# I have become lethargic :(.. need serious advice



## rowingdude (Dec 31, 2006)

First..

A month ago I was in an auto accident. I bruised ribs, cracked my ulna, and screwed up one knee. I was fat before, but this is horrible. I have gone from 209lbs to 230lbs, I feel like shit because I know I let myself slip. 

Now.. My cast comes off in a couple days. My arm feels MUCH better and I can handle running on it. I can only run a mile before I am gasping for air.

I own:

Rollerblades, a rowing machine, good running shoes, a nice Lemond (road bike), and 15lb & 30lb free weights.

The plan:

Start waking up early and jogging, perhaps a couple rowing machine sets once I get this cast off.

Really, I am looking for a workout plan.

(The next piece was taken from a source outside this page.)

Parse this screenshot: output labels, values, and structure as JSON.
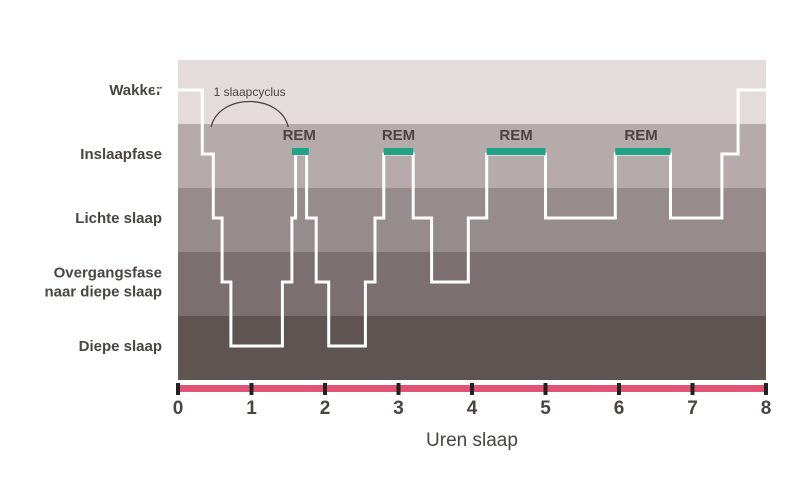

I am going to use the "cutting diet" which is somewhere on this site.

So far.. this is going to be 100% natural, I might buy some ECA essentials to expedite the results.


----------



## mario_ps2 (Jun 15, 2007)

Good work bro!!! 

I know what you mean by becoming lethargic.  The remedies that I have found for me.. are to take some ester creatine and/or coffee before your workouts if it doesn't inflict your health.

Try it out and see what happens..


----------



## ASHOP (Oct 13, 2007)

mario_ps2 said:
			
		

> Good work bro!!!
> 
> I know what you mean by becoming lethargic.  The remedies that I have found for me.. are to take some ester creatine and/or coffee before your workouts if it doesn't inflict your health.
> 
> Try it out and see what happens..



I use that coffee tip with success often.


----------



## oldfella (Oct 15, 2007)

Yes a good strong cup of coffee before you train. Drink lots of water and maybe eat an apple or somethin as well. This should pep up your energy levels for training.


----------